Exercício underground
Lisboa é uma cidade de surpresas. Agora já é possível fazer exercício gratuitamente em muitas estações do Metropolitano da capital, tal é o número de escadas rolantes e elevadores que permanecem eternamente em reparação. Ultimamente, já nem metem o letreiro «prometemos ser breves». Menos mal que as composições ainda vão circulando com regular periodicidade, não atrapalhando o utente cumpridor e zeloso dos seus horários. O Metro é uma das empresas públicas que está com a corda na garganta, mas é de supor que o dinheiro fresco que o FMI nos vai «emprestadar» (sim, porque alguém acha que vamos algum dia liquidar esta dívida?) resolva, qual varinha de condão, as paralisias das diversas empresas públicas de transportes.
Feira da ficção
Sábado soalheiro, mas ventoso. Romaria à Feira do Livro de Lisboa no obrigatório Parque Eduardo VII - Acho um mistério que este espaço nobre da cidade continue a servir apenas para 15 dias de festa em 365 dias de um ano. Muita gente a circular, famílias inteiras, aparentemente poucas compras. Chamam a atenção o inovador túnel da Babel ou o hipermercado que a Leya, um ano mais, montou à entrada da Feira de quem vem do «pirilau» do Cutileiro. Bom local para rever amigos ou ex-colegas há muito sem lhes pormos a vista em cima, ou figuras públicas como Mário Soares, Marques Mendes, Vera Roquette, Otelo Saraiva de Carvalho ou Soraia Chaves. Uma salada russa. Há de tudo como na farmácia. O que parece algo confrangedor é ver Eduardo Lourenço, António Barreto ou Maria Filomena Mónica, figuras de topo da nossa intelectualidade, completamente às moscas nas sessões de autógrafos. Lobo Antunes e José Luís Peixoto suscitam grossas filas de fãs, com um livro na mão, à espera de uns divinos rabiscos. Definitivamente os portugueses preferem a doce ficção, à dura realidade. As sondagens políticas ontem reveladas assim o confirmam.
06 maio, 2011
Os mistérios da mente
Nenhum líder se negou a ir ao «5 para a meia noite». Sócrates lá fez o seu bom papel de actor, demonstrando uma disponibilidade infinita para Fernando Alvim, e até conseguiu que o programa fosse gravado com antecedência, não fosse ser surpreendido por qualquer imprevisto, só que não estava à espera, certamente, que o louco do apresentador lhe perguntasse se ja tinha ido ao psicólogo? Imperturbável, Sócrates, vestindo um casual chic preto integral, respondeu que «não», por «nunca ter precisado». Há portugueses que não acham o mesmo e recomendam mesmo o internamento do homem. Vá lá perceber-se isto...
Chamem a polícia!
Sou do tempo em que a polícia de choque era chamada todos os dias para dispersar à pancada manifestações contra o governo de Cavaco. Agora, o corpo de intervenção só é mobilizado para malhar em jogos de futebol, esperar a equipa do Benfica na chegada madrugada ao seu estádio a ser invectivada por meia dúzia de adeptos com insónias e invasões pacíficas da sede da RTP, como aconteceu hoje com José Manuel Coelho, Garcia Pereira e um grupo de amigos que protestavam contra a sua exclusão dos debates políticos com vista às eleições de 5 de Junho. Oiço que só para a Luz foram destacadas 13 carrinhas da polícia, com perímetro de segurança de 100 metros, não fosse o diabo (vermelho) tecê-las. À mesma hora, deviam estar a ser assaltados uns quantos bancos e residências na zona da Grande Lisboa. É tudo uma questão de prioridades, mas como o ministro da Administração Interna, para além de maçon é do Benfica, tal não deve espantar ninguém.

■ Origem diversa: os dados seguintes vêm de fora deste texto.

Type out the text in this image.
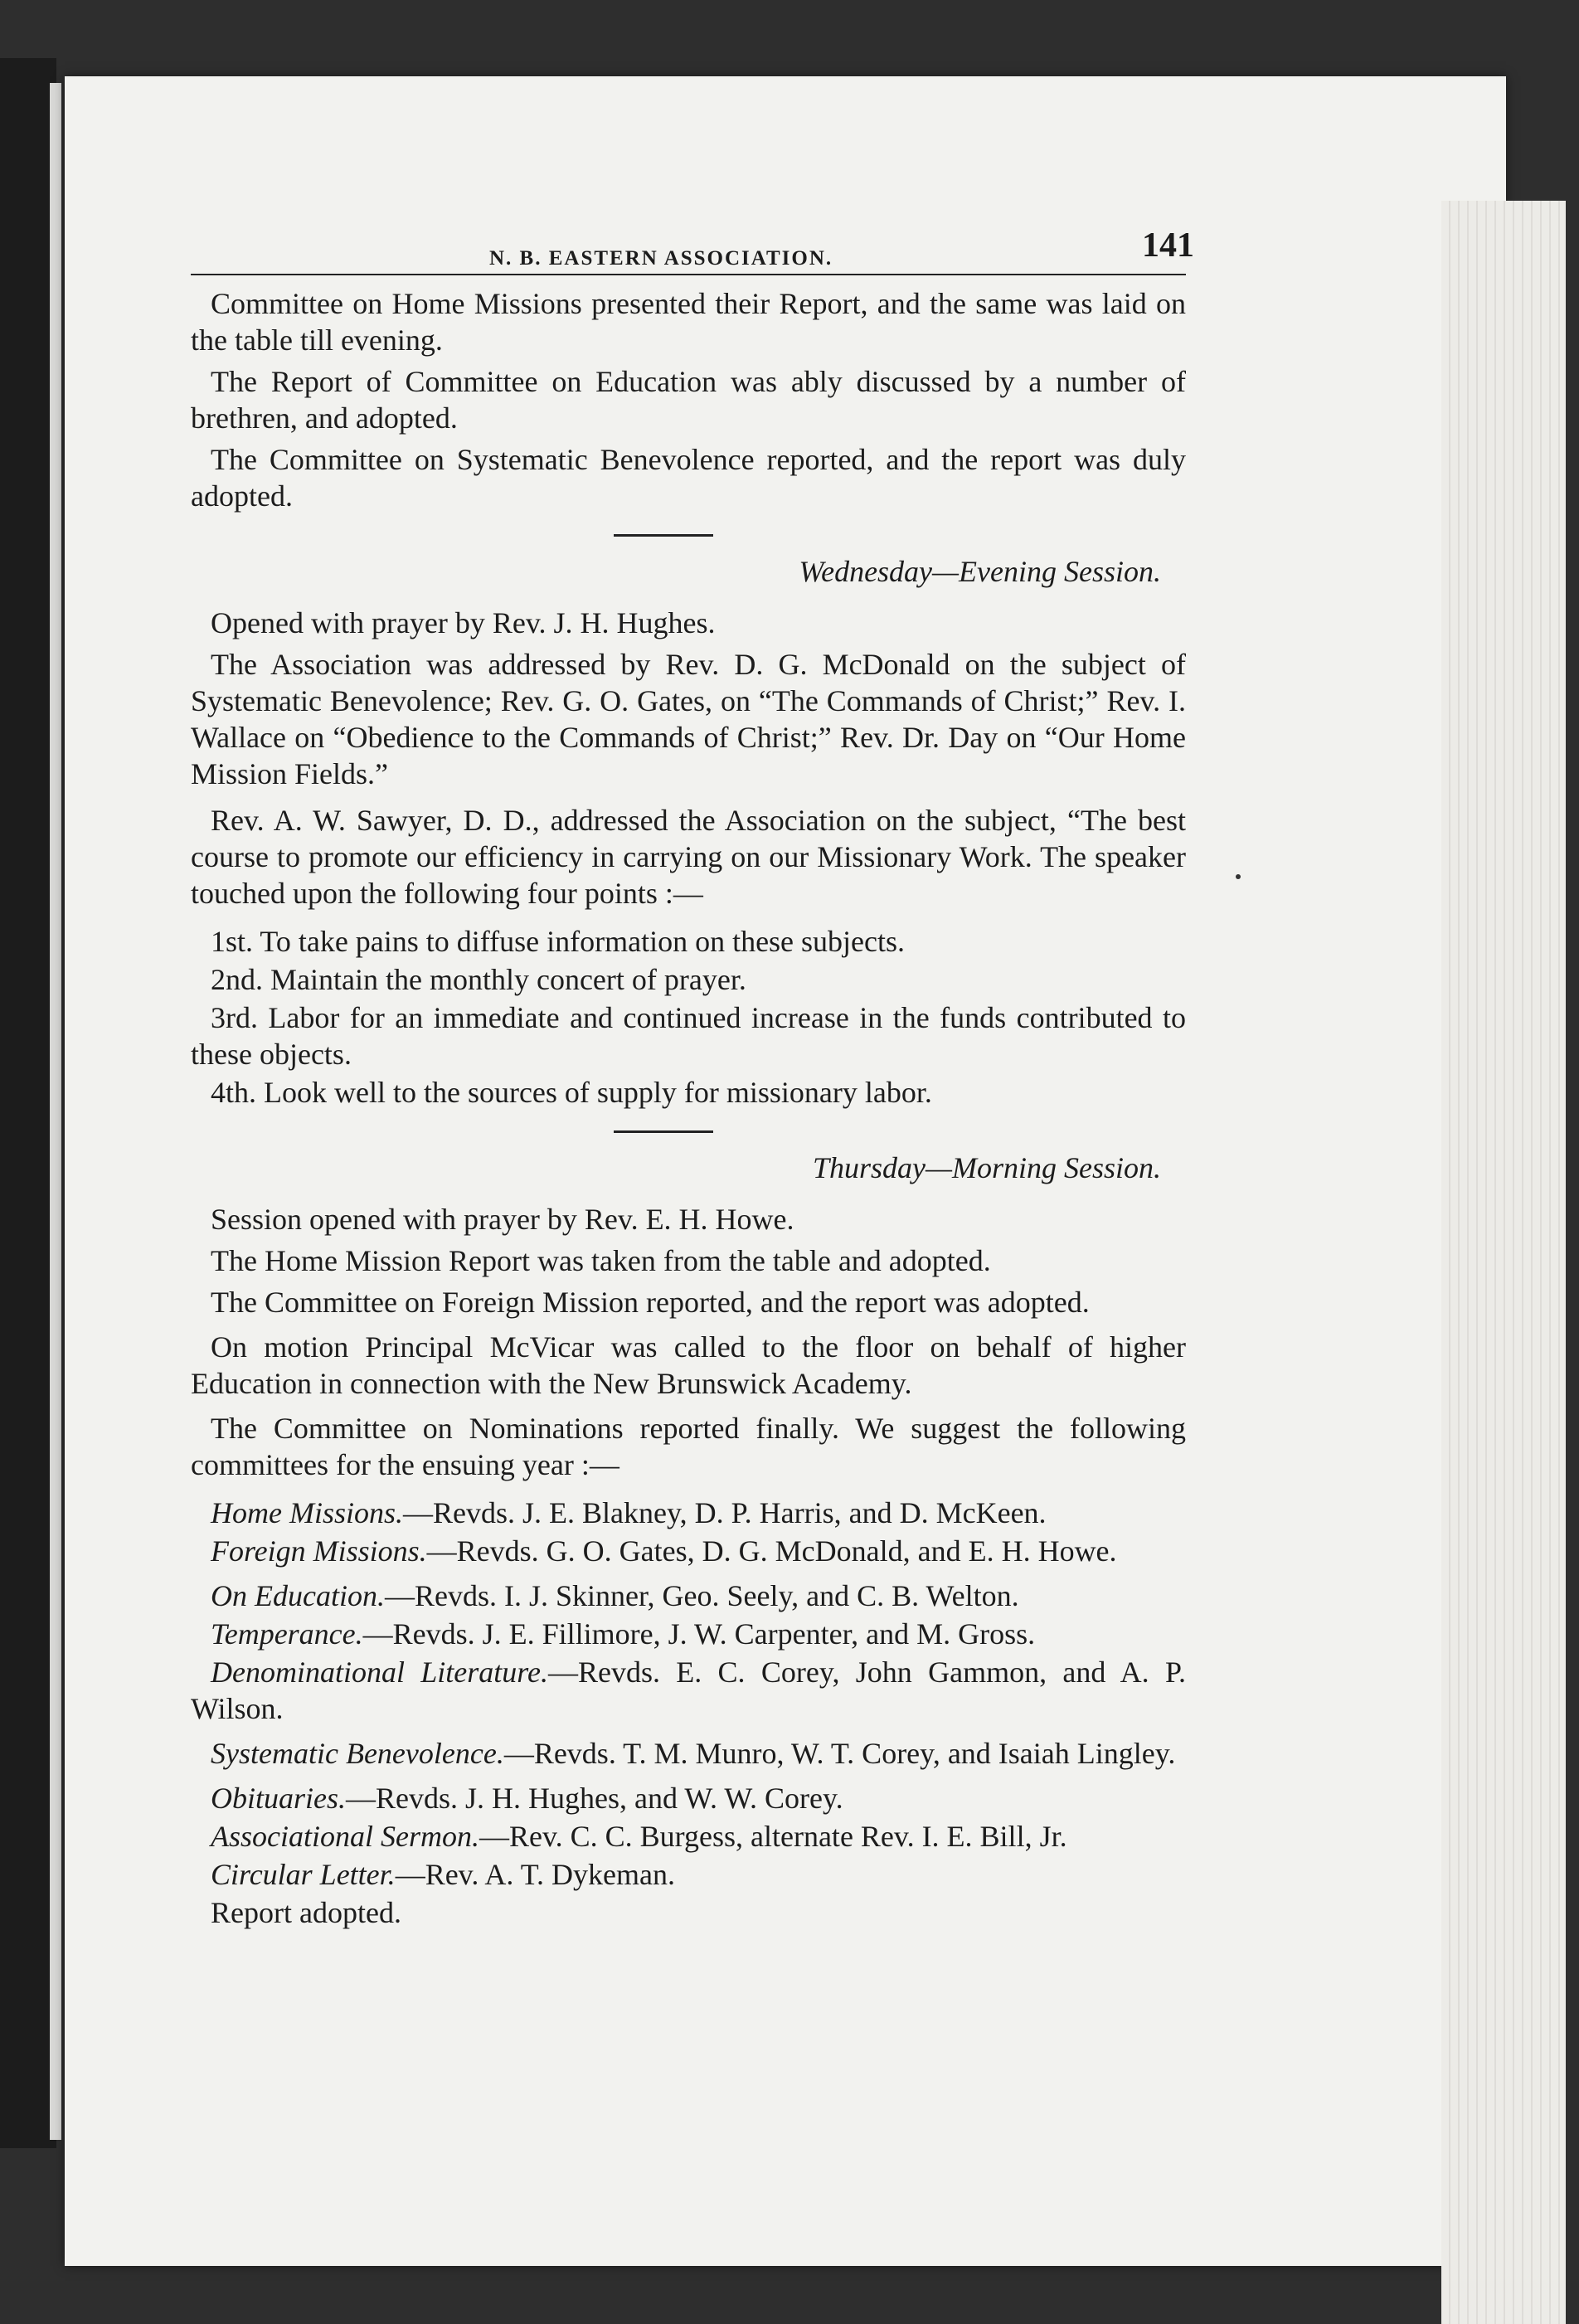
N. B. EASTERN ASSOCIATION.	141

Committee on Home Missions presented their Report, and the same was laid on the table till evening.

The Report of Committee on Education was ably discussed by a number of brethren, and adopted.

The Committee on Systematic Benevolence reported, and the report was duly adopted.

Wednesday—Evening Session.

Opened with prayer by Rev. J. H. Hughes.

The Association was addressed by Rev. D. G. McDonald on the subject of Systematic Benevolence; Rev. G. O. Gates, on “The Commands of Christ;” Rev. I. Wallace on “Obedience to the Commands of Christ;” Rev. Dr. Day on “Our Home Mission Fields.”

Rev. A. W. Sawyer, D. D., addressed the Association on the subject, “The best course to promote our efficiency in carrying on our Missionary Work. The speaker touched upon the following four points :—

1st. To take pains to diffuse information on these subjects.

2nd. Maintain the monthly concert of prayer.

3rd. Labor for an immediate and continued increase in the funds contributed to these objects.

4th. Look well to the sources of supply for missionary labor.

Thursday—Morning Session.

Session opened with prayer by Rev. E. H. Howe.

The Home Mission Report was taken from the table and adopted.

The Committee on Foreign Mission reported, and the report was adopted.

On motion Principal McVicar was called to the floor on behalf of higher Education in connection with the New Brunswick Academy.

The Committee on Nominations reported finally. We suggest the following committees for the ensuing year :—

Home Missions.—Revds. J. E. Blakney, D. P. Harris, and D. McKeen.

Foreign Missions.—Revds. G. O. Gates, D. G. McDonald, and E. H. Howe.

On Education.—Revds. I. J. Skinner, Geo. Seely, and C. B. Welton.

Temperance.—Revds. J. E. Fillimore, J. W. Carpenter, and M. Gross.

Denominational Literature.—Revds. E. C. Corey, John Gammon, and A. P. Wilson.

Systematic Benevolence.—Revds. T. M. Munro, W. T. Corey, and Isaiah Lingley.

Obituaries.—Revds. J. H. Hughes, and W. W. Corey.

Associational Sermon.—Rev. C. C. Burgess, alternate Rev. I. E. Bill, Jr.

Circular Letter.—Rev. A. T. Dykeman.

Report adopted.
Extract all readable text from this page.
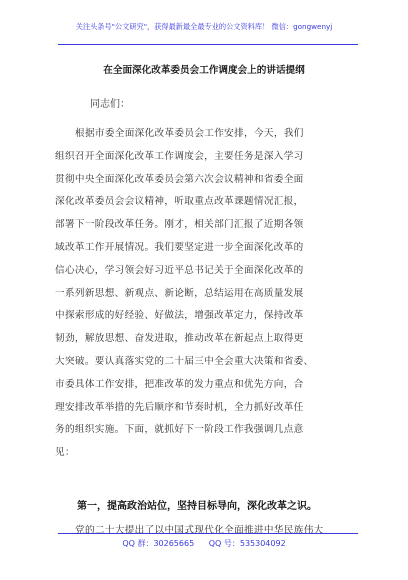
关注头条号"公文研究"，获得最新最全最专业的公文资料库！ 微信：gongwenyj
在全面深化改革委员会工作调度会上的讲话提纲
同志们：

根据市委全面深化改革委员会工作安排，今天，我们
组织召开全面深化改革工作调度会，主要任务是深入学习
贯彻中央全面深化改革委员会第六次会议精神和省委全面
深化改革委员会会议精神，听取重点改革课题情况汇报，
部署下一阶段改革任务。刚才，相关部门汇报了近期各领
域改革工作开展情况。我们要坚定进一步全面深化改革的
信心决心，学习领会好习近平总书记关于全面深化改革的
一系列新思想、新观点、新论断，总结运用在高质量发展
中探索形成的好经验、好做法，增强改革定力，保持改革
韧劲，解放思想、奋发进取，推动改革在新起点上取得更
大突破。要认真落实党的二十届三中全会重大决策和省委、
市委具体工作安排，把准改革的发力重点和优先方向，合
理安排改革举措的先后顺序和节奏时机，全力抓好改革任
务的组织实施。下面，就抓好下一阶段工作我强调几点意
见：

第一，提高政治站位，坚持目标导向，深化改革之识。
党的二十大提出了以中国式现代化全面推进中华民族伟大
QQ 群：30265665 QQ 号：535304092
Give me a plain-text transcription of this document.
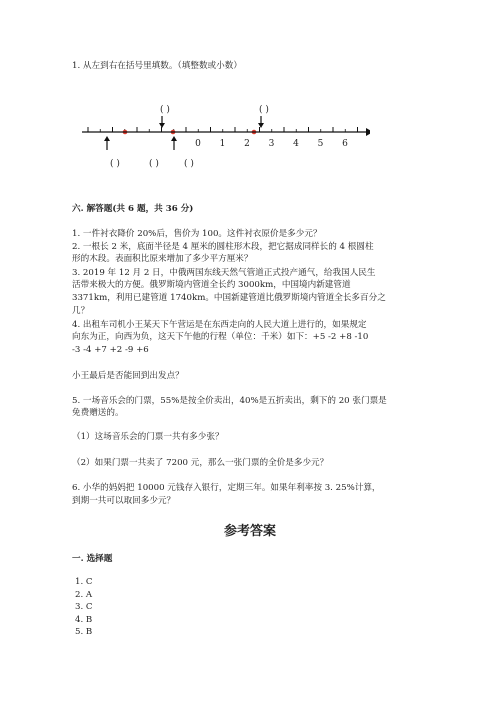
1. 从左到右在括号里填数。（填整数或小数）
0 1 2 3 4 5 6
( )	( )
( )	( )	( )
六. 解答题(共 6 题，共 36 分)
1. 一件衬衣降价 20%后，售价为 100。这件衬衣原价是多少元？
2. 一根长 2 米，底面半径是 4 厘米的圆柱形木段，把它据成同样长的 4 根圆柱
形的木段。表面积比原来增加了多少平方厘米？
3. 2019 年 12 月 2 日，中俄两国东线天然气管道正式投产通气，给我国人民生
活带来极大的方便。俄罗斯境内管道全长约 3000km，中国境内新建管道
3371km，利用已建管道 1740km。中国新建管道比俄罗斯境内管道全长多百分之
几？
4. 出租车司机小王某天下午营运是在东西走向的人民大道上进行的，如果规定
向东为正，向西为负，这天下午他的行程（单位：千米）如下：+5 -2 +8 -10
-3 -4 +7 +2 -9 +6
小王最后是否能回到出发点？
5. 一场音乐会的门票，55%是按全价卖出，40%是五折卖出，剩下的 20 张门票是
免费赠送的。
（1）这场音乐会的门票一共有多少张？
（2）如果门票一共卖了 7200 元，那么一张门票的全价是多少元？
6. 小华的妈妈把 10000 元钱存入银行，定期三年。如果年利率按 3. 25%计算，
到期一共可以取回多少元？
参考答案
一. 选择题
1. C
2. A
3. C
4. B
5. B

Eu poupo, tu poupas, eles ainda não poupam
Cavaco já nos pediu para procriarmos e hoje repetiu à saciedade para «mudarmos de vida» e pouparm0s. Sobre o Estado é que só disse uma vez que também deve dar o exemplo, não fosse o povo depois exigir ao PR para deslocar-se da Travessa do Possolo até Belém de autocarro e de eléctrico. Armado em «papá» da pátria, parecia uma daqueles economistas da DECO que vão aos consultórios dos programas matinais das televisões dar conselhos úteis ao povinho. Já que agora o PR, que faz tudo através do Facebook, podia ter poupado 10 minutos de seca aos portugas e metido a mensagem nas redes sociais.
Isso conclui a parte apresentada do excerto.